Ernest Hemingway wrote of the difficulties that reporters have with stuffing their heads full of other people’s stories. He said that they risked forgetting their own stories and thus having a bad memory for their own lives, and I can really relate to that.
I have been telling other people’s stories for the last 27 years, I’ve been sitting in living rooms, hearing people’s life stories and writing them up for magazines, newspapers and books, and it has made me have a really terrible memory, I am sure of it.
Let me tell you one story you might find amusing, I was out at The Forum in Tunbridge Wells a few years ago and I spent a while chatting to this guy, and at the end of our conversation I said: ‘…anyway, it was so nice to meet you.’
He said: ‘Actually we’ve met before.’
‘I’m so sorry,’ I said, ‘have we?’
‘Yes,’ he replied, ‘at a barbecue.’
I must have looked confused: ‘Oh, there must have been loads of people there,’ I said.
‘No,’ he replied, ‘there were only three guests: you, me and your partner.’
‘Oh god,’ I said, ‘I’m so embarrassed, I’m so sorry I didn’t recognise you...’
Anyway, I turned to the womam standing next to me and said: ‘Oh, you won’t believe what just happened,’ and recited to her the conversation I’ve just told you. I said to her: ‘Don’t tell me you were at the barbecue too.’
She replied: ‘It was my barbecue.’
I was so embarrassed.
I honestly think that Hemingway was right, the number of other people’s lives I have packed into my tiny brain has meant some space for data has been sacrificed – and in my case, it’s faces. I’m one of those people who can remember random phone numbers from my teens, or the lottery numbers I picked in 1994 when the National Lottery started – although I’m too chicken to see if I would have won by now if I’d carried on playing – but I can’t remember people’s faces very well, and that leaves me terrified of not recognising my customers, and indeed anyone I’ve met before.
I’ve always worried about seeming rude to people in case they think I’m ignoring them, and because I have this weird thing in my brain, I always assume people don’t recognise me either and so, I don’t say hello even if I do recognise them for fear of them being embarrassed because they don’t recognise me!
And so it goes.
Yesterday, two customers came into the shop who I have met before socially, and I started my sales spiel before they said: ‘You do know we’ve met before.’
*gulp*
When they remind me I know instantly of course!

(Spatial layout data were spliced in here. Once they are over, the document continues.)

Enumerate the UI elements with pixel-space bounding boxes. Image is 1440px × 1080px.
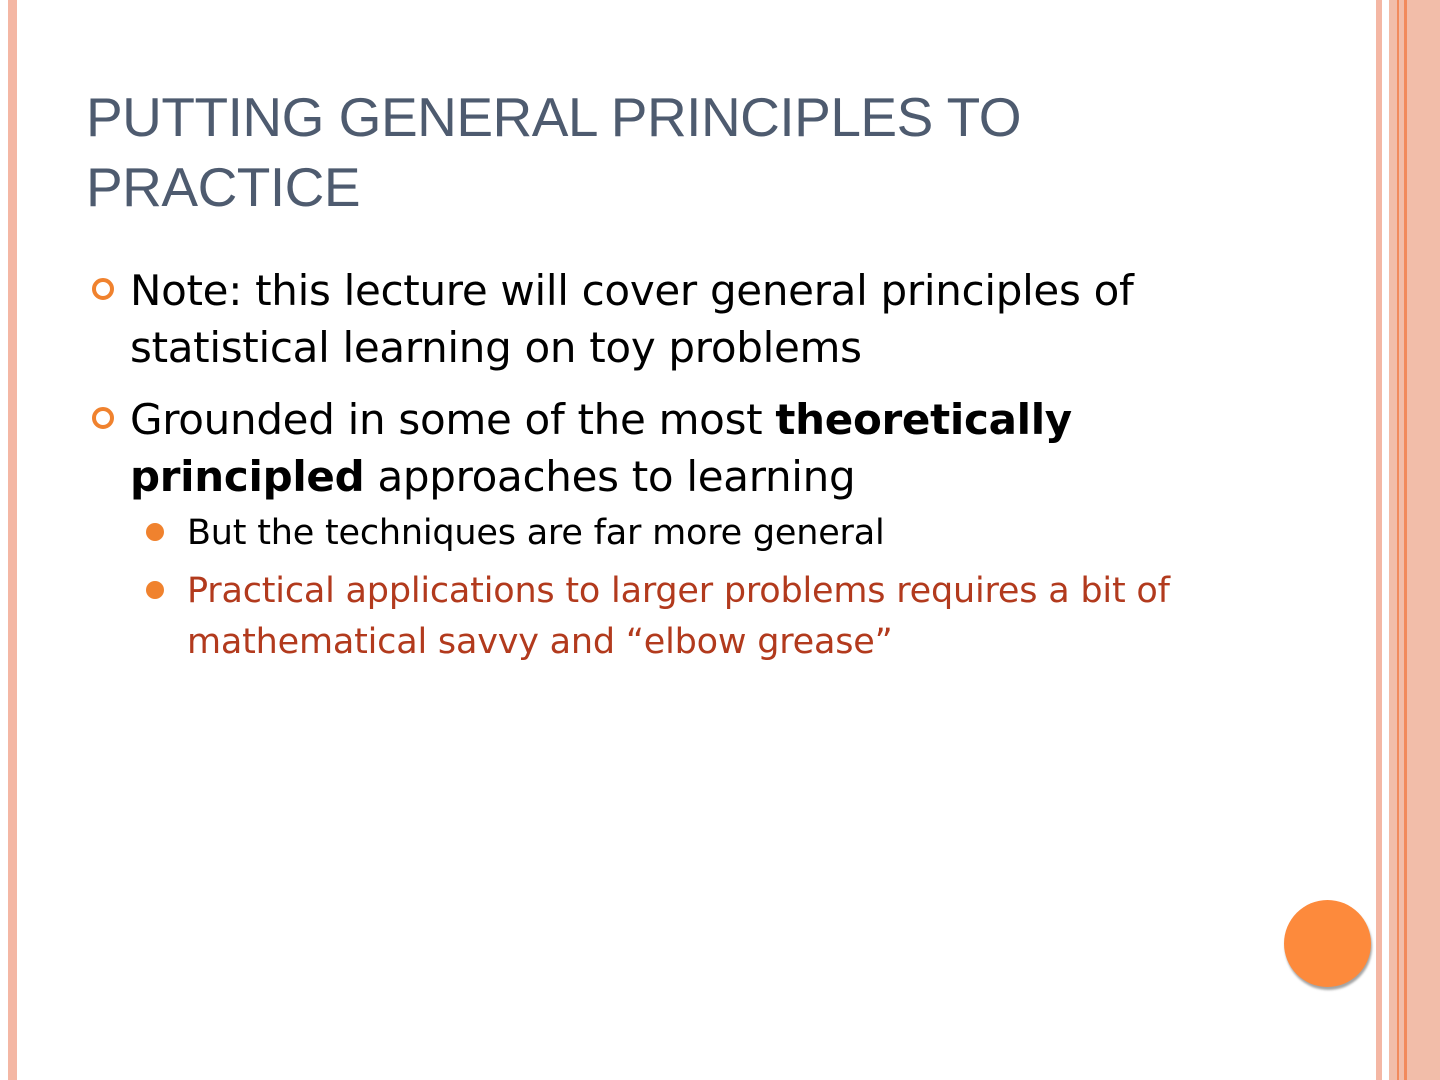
sub-bullet-item xyxy=(88,566,1308,668)
sub-bullet-list xyxy=(88,508,1308,668)
bullet-text: Note: this lecture will cover general principles of statistical learning on toy problems xyxy=(130,266,1134,372)
slide-content xyxy=(88,262,1308,675)
dot-bullet-icon xyxy=(146,581,164,599)
bullet-item xyxy=(88,391,1308,505)
left-border-bar xyxy=(8,0,17,1080)
slide-title: PUTTING GENERAL PRINCIPLES TO PRACTICE xyxy=(86,86,1021,218)
right-border-line xyxy=(1397,0,1399,1080)
bullet-bold-text: theoretically principled xyxy=(130,395,1072,501)
right-border-line xyxy=(1404,0,1407,1080)
ring-bullet-icon xyxy=(92,278,114,300)
sub-bullet-text: Practical applications to larger problems requires a bit of mathematical savvy and “elbow grease” xyxy=(187,571,1170,662)
right-border-stripe xyxy=(1376,0,1382,1080)
sub-bullet-text: But the techniques are far more general xyxy=(187,513,885,553)
bullet-text: approaches to learning xyxy=(364,452,856,501)
dot-bullet-icon xyxy=(146,523,164,541)
slide-nav-circle-button[interactable] xyxy=(1284,900,1371,987)
sub-bullet-item xyxy=(88,508,1308,559)
bullet-item xyxy=(88,262,1308,376)
bullet-text: Grounded in some of the most xyxy=(130,395,776,444)
ring-bullet-icon xyxy=(92,407,114,429)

Cue loads of apologies from me.
The other day I saw one of my customers outside the coffee shop as I was about to get a coffee and sort of did a half hello in case he was one of my customers, although in fairness, that day I didn’t have my glasses on because – and that’s another problem – I don’t wear my glasses all the time which means most people look like fleshy blobs to me. I’ve now started wearing contact lenses in the shop.

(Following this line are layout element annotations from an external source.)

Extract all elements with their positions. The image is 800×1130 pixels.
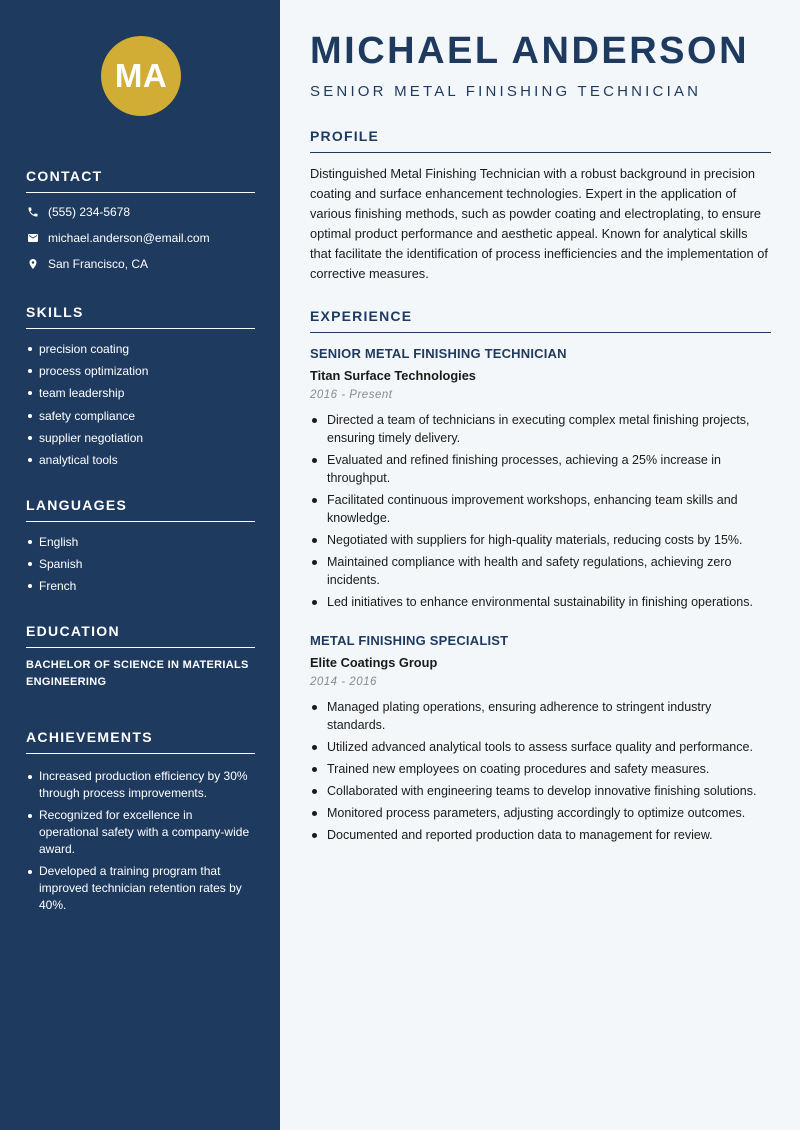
contact-location [26,251,255,277]
skills-list [26,338,255,471]
job-bullet: Documented and reported production data to management for review. [310,826,771,844]
email-address[interactable]: michael.anderson@email.com [48,231,210,245]
job-bullet: Trained new employees on coating procedures and safety measures. [310,760,771,778]
location-text: San Francisco, CA [48,257,149,271]
location-pin-icon [26,257,40,271]
job-company: Elite Coatings Group [310,655,438,670]
achievement-item: Developed a training program that improved technician retention rates by 40%. [26,863,255,914]
job-dates: 2014 - 2016 [310,676,377,688]
language-item: English [26,531,255,553]
full-name: MICHAEL ANDERSON [310,30,750,72]
education-section [26,623,255,691]
languages-list [26,531,255,598]
job-dates: 2016 - Present [310,389,393,401]
languages-section [26,497,255,598]
job-bullets [310,698,771,844]
job-bullet: Led initiatives to enhance environmental sustainability in finishing operations. [310,593,771,611]
job-entry [310,633,771,848]
main-content [280,0,800,1130]
achievements-heading: ACHIEVEMENTS [26,729,255,754]
job-bullet: Maintained compliance with health and safety regulations, achieving zero incidents. [310,553,771,589]
skills-section [26,304,255,471]
job-bullet: Monitored process parameters, adjusting accordingly to optimize outcomes. [310,804,771,822]
skill-item: precision coating [26,338,255,360]
sidebar [0,0,280,1130]
profile-heading: PROFILE [310,128,771,153]
skills-heading: SKILLS [26,304,255,329]
achievement-item: Recognized for excellence in operational safety with a company-wide award. [26,807,255,858]
email-icon [26,231,40,245]
achievements-section [26,729,255,919]
languages-heading: LANGUAGES [26,497,255,522]
contact-phone [26,199,255,225]
job-entry [310,346,771,615]
job-company: Titan Surface Technologies [310,368,476,383]
job-position: SENIOR METAL FINISHING TECHNICIAN [310,346,567,361]
experience-heading: EXPERIENCE [310,308,771,333]
degree-title: BACHELOR OF SCIENCE IN MATERIALS ENGINEERING [26,659,249,688]
job-bullet: Facilitated continuous improvement workshops, enhancing team skills and knowledge. [310,491,771,527]
job-bullet: Utilized advanced analytical tools to assess surface quality and performance. [310,738,771,756]
language-item: French [26,575,255,597]
avatar-initials: MA [101,36,181,116]
contact-email [26,225,255,251]
achievement-item: Increased production efficiency by 30% through process improvements. [26,768,255,802]
job-title-header: SENIOR METAL FINISHING TECHNICIAN [310,83,702,100]
profile-section [310,128,771,284]
education-heading: EDUCATION [26,623,255,648]
job-bullet: Evaluated and refined finishing processes, achieving a 25% increase in throughput. [310,451,771,487]
skill-item: analytical tools [26,449,255,471]
job-position: METAL FINISHING SPECIALIST [310,633,509,648]
job-bullet: Managed plating operations, ensuring adherence to stringent industry standards. [310,698,771,734]
phone-icon [26,205,40,219]
skill-item: process optimization [26,360,255,382]
phone-number[interactable]: (555) 234-5678 [48,205,131,219]
skill-item: supplier negotiation [26,427,255,449]
contact-section [26,168,255,277]
contact-heading: CONTACT [26,168,255,193]
skill-item: safety compliance [26,405,255,427]
job-bullet: Collaborated with engineering teams to develop innovative finishing solutions. [310,782,771,800]
profile-summary: Distinguished Metal Finishing Technician with a robust background in precision coating and surface enhancement technologies. Expert in the application of various finishing methods, such as powder coating and electroplating, to ensure optimal product performance and aesthetic appeal. Known for analytical skills that facilitate the identification of process inefficiencies and the implementation of corrective measures. [310,166,768,281]
job-bullet: Directed a team of technicians in executing complex metal finishing projects, ensuring timely delivery. [310,411,771,447]
achievements-list [26,768,255,914]
skill-item: team leadership [26,382,255,404]
job-bullets [310,411,771,611]
job-bullet: Negotiated with suppliers for high-quality materials, reducing costs by 15%. [310,531,771,549]
language-item: Spanish [26,553,255,575]
experience-section [310,308,771,333]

It’s weird for me because I’ve spent most of the last ten years inside on my own writing books and recently, of course, I’ve abandoned this hermitic lifestyle for a sociable one.
I remember when covid hit feeling all smug because everybody else was giving up their work and social lives, or their commutes into London, and I said: ‘Well, nothing much has changed for me.’
Yet as the months went on I thought: Hmmm, maybe that’s not so cool after all.
So a few months ago to try and persuade myself to be more sociable and less writerly, I decided to get a puppy and it was her coaxing me out of the house that made me realise I actually like hanging out with real human beings rather than the fictional ones I create for books.
I think I’ve adapted really well to seeing humans every day when to be honest before a week could go by and I could see no-one but my daughter, my puppy and my cats, Derek and Clive.
But I’m still left with this weird facial recognition thing, or rather this lack of recognition thing, so all I can say is I’m going to try really hard to recognise everybody but if I don’t please forgive me and don’t think you’re not important to me or I don’t value our chats because I do. I’ll probably remember the age you told me your cat was when it died, or the last book your little boy bought and loved from here, but Hemingway had it spot on about reporters, we pack our heads with the lives of others and sacrifice our own.
Hi Anna how are you. I can totally see where you are coming from, thank you for sharing.
I love that story and can totally relate to it - after having my son 18 years ago, someone in a swing park asked me what I’d decided to call him in the end - I had no recollection of ever having met her before, and yet she knew all the names that had been on my shortlist. I was mortified. Ditto to rarely wearing my glasses - I quite like zoning out from the world, but do worry about not even seeing someone I know as they pass by and seeming rude 🙈.